Pedreira considera totalmente correcta la decisión de la OMS. "Lo quitan de los trastornos, pero en algún sitio tienen que ponerlo, porque es una actividad clínica, asistencial, de consulta y hay que registrarlo". 
Fernández sin embargo critica la decisión de la OMS de incluir la tansexualidad dentro del apartado de 'incongruencia de género'.  "El colectivo no está de acuerdo con la palabra incongruencia. Nosotros no tenemos una incongruencia de género, lo que existe es una incongruencia social. Se sigue pensando que la corporalidad o la genitalidad es la que nos da la identidad.

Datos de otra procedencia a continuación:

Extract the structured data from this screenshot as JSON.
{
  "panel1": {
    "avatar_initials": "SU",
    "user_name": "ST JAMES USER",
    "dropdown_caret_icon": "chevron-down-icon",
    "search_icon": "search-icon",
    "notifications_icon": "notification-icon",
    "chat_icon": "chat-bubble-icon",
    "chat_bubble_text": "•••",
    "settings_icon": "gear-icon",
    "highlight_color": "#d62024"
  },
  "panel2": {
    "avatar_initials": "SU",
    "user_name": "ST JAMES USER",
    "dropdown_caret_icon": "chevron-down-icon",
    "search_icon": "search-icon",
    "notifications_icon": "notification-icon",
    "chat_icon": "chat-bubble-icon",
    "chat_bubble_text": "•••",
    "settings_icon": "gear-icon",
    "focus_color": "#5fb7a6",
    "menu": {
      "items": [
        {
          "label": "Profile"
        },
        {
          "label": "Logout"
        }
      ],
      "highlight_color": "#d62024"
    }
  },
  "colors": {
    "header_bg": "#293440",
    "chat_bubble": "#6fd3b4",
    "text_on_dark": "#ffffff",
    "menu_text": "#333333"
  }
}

La incongruencia está en la sociedad que sigue pensando que los genitales dan una identidad", añado Fernández.
Por eso, para este activista es tan necesario aprobar cuanto antes la ley de igualdad LGTBI, que está parada en el Congreso. "No podemos esperar más porque las personas están en la calle reclamando los derechos que no han conseguido todavía", afirma
De la misma opinión es Carla Antonelli, diputada del PSOE en la Asamblea de Madrid y activista Tans. "Es un avance, un paso importante, pero la lucha continúa. Yo no tengo ninguna incongruencia con lo que siento y lo que soy. La incongruencia es que nos denominen incongruentes". Afirma que si los transexuales tienen algún trastorno no se debe a su identidad sexual, sino a la presión exterior que tienen que soportar. "La transexualidad es una manifestación más de la diversidad del ser humano", afirma.
Por su parte, Emilio García, activista y padre de una niña trans, lo considera "un paso insuficiente. Sigue usando un término peyorativo para las personas trans contrario al concepto de diversidad de los seres humanos y deja fuera de la nueva clasificación alas personas trans menores, que entran en un limbo sanitario”, afirma.